Sur Adieu Shanghai (L'Esprit des Péninsules,
476 pages, décembre 2004, ISBN 2-84636-060-X, 24 euros)
d'Angel Wagenstein par Jean-Baptiste Berthelin pour ArtsLivres




embarcadère onirique              Ce roman fait revivre un passage peu connu de l'histoire mondiale : il rappelle comment la ville de Shanghai servit de refuge à de nombreux Juifs d'Europe à la fin des années trente, et comment l'administration japonaise finit par instituer un ghetto dans le peu avenant quartier de Hongkou.
       
Ces épisodes sont présentés au fil des aventures de divers personnages : un violoniste virtuose et sa noble épouse, grande cantatrice ; une figurante, devenue secrétaire du Consulat d'Allemagne ; un agent de renseignements cosmopolite et polyglotte ; un médecin japonais au coeur tendre, un rabbin intrépide et plusieurs autres figures tragi-comiques de ce monde en convulsions.

Un prélude parisien, situé à la veille de la guerre, montre quelques-uns de ces personnages dans leurs derniers instants d'insouciance et de beuveries.
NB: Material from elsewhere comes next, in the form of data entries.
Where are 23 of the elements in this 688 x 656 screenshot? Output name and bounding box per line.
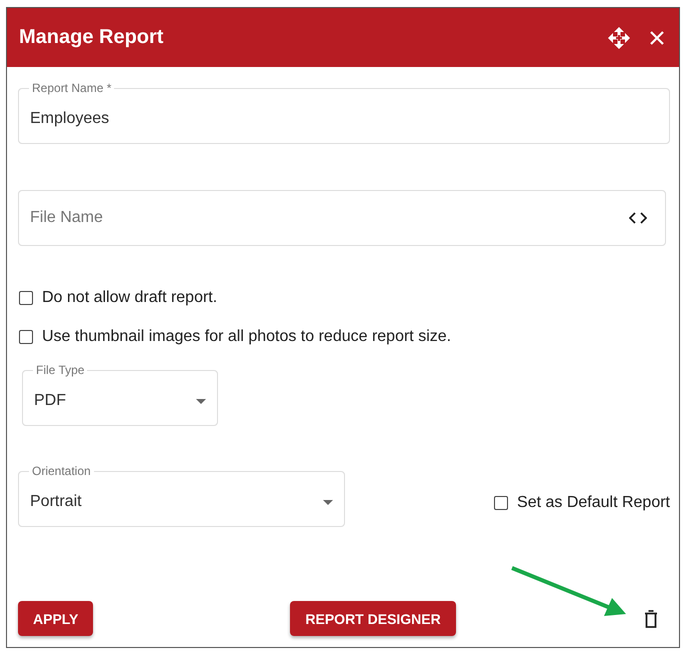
checkbox-label: Use thumbnail images for all photos to reduce report size. [42, 328, 452, 346]
close-icon[interactable] [649, 30, 665, 46]
move-icon[interactable] [607, 26, 631, 50]
orientation-select[interactable]: Orientation Portrait [18, 464, 345, 527]
code-icon[interactable] [629, 212, 647, 224]
dropdown-caret-icon[interactable] [323, 500, 333, 504]
checkbox[interactable] [19, 330, 33, 344]
file-name-field[interactable]: File Name [18, 190, 666, 246]
checkbox-option[interactable]: Set as Default Report [494, 492, 670, 512]
dialog-title: Manage Report [19, 26, 164, 49]
checkbox[interactable] [494, 496, 508, 510]
checkbox-label: Do not allow draft report. [42, 289, 218, 307]
checkbox[interactable] [19, 291, 33, 305]
file-type-select[interactable]: File Type PDF [22, 363, 218, 426]
text-input[interactable]: Employees [30, 95, 658, 143]
checkbox-option[interactable]: Use thumbnail images for all photos to reduce report size. [19, 327, 670, 347]
checkbox-option[interactable]: Do not allow draft report. [19, 288, 670, 308]
apply-button[interactable]: APPLY [18, 601, 94, 636]
checkbox-label: Set as Default Report [517, 494, 670, 512]
dropdown-caret-icon[interactable] [196, 398, 206, 404]
report-designer-button[interactable]: REPORT DESIGNER [290, 601, 456, 636]
report-name-field[interactable]: Report Name * Employees [18, 81, 670, 144]
trash-icon[interactable] [644, 610, 658, 628]
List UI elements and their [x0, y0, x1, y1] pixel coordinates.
Le médecin offre à l'héroïne un splendide collier de perles, qu'elle convertira en un passage pour Shanghai. C'est lors de cette traversée que la femme du consul lui obtient son poste de secrétaire, loin des quartiers misérables où s'entassent les autres réfugiés.

Tous ces nouveaux venus découvrent la complexe structure territoriale de la ville semi-coloniale, livrée aux conspirateurs de tout poil. Pour survivre, des chefs d'orchestre lavent des voitures, des survivants des camps kidnappent des chiens que leurs maîtres rachètent à prix d'or dans les boucheries, et la grande cantatrice devient chanteuse de cabaret.

Afin de conserver le souvenir d'un temps qui fut meilleur, quelques musiciens créent, dans un hangar désaffecté, la Formation de Shanghai issue de l'Orchestre philharmonique de Dresde. Après la dure journée de labeur, les répétitions et les concerts, au prix d'une fatigue supplémentaire, leur rendent un peu de leur dignité d'artistes.

D'autres consolations, certes fugitives, surviennent au hasard des emplois temporaires. Le violoniste se forme auprès d'un vénérable jardinier chinois. Un astrophysicien devient expert en feuilletés à manger sur place ou à emporter. Quelques riches familles embauchent les réfugiés comme professeurs particuliers.

Mais, au lendemain de Pearl Harbor, les Japonais mettent en place une administration de plus en plus pesante. Ayant rompu avec les autorités de Grande-Bretagne et des Etats-Unis, le consulat japonais instaure un ghetto dans une partie du quartier de Hongkou. L'héroïque secrétaire parvient à en avertir le rabbin quelques jours à l'avance, et, par ailleurs, elle s'implique dans des actes de résistance locale qui finiront par la mettre, elle aussi, au rang des victimes du conflit mondial. Le rabbin se demande s'il faudra passer quarante années dans ce lieu de tourments. La vie s'y organise, tant bien que mal, surtout mal, car les logements sont insuffisants et insalubres.

L'orchestre n'interrompt pas ses répétitions. Mais la famine rôde, ainsi que les maladies infectieuses, et les tourments de la misère. Un commissaire japonais exerce son arbitraire sur ce petit monde. Le consulat allemand déplore les innombrables pertes de Stalingrad. La cantatrice meurt de désespoir dans sa loge, au sinistre cabaret. Les résistants qui envoyaient des messages radio se font surprendre par le contre-espionnage. La secrétaire courageuse, fortement soupçonnée d'être leur complice, est détenue et suppliciée dans une geôle souterraine. Le romantique médecin japonais qu'elle avait connu à Paris obtient une ultime entrevue, et le droit d'organiser ses funérailles, après quoi il sauve quelques vies à l'hôpital du ghetto, puis met tristement fin à la sienne.

Surviennent une crise économique, un bombardement par les avions de l'oncle Sam, encore des semaines de lutte, puis l'heureux dénouement : la capitulation du Japon, le concert d'adieu et l'embarquement des rescapés vers l'Europe. Ainsi prend fin ce grand récit d'inspiration historique, aux personnages tourmentés, mais capables de grandes passions.

Wagenstein a construit un monument littéraire aux victimes du nazisme et de l'impérialisme japonais. Mais cet ouvrage est aussi un vrai récit d'aventures, non dépourvu d'optimisme et d'une sagesse un peu mélancolique, qui pourrait presque être orientale. Ce texte est une importante contribution à la psychologie des protagonistes ordinaires du deuxième conflit mondial, et, à ce titre, il constitue une lecture pertinente et instructive.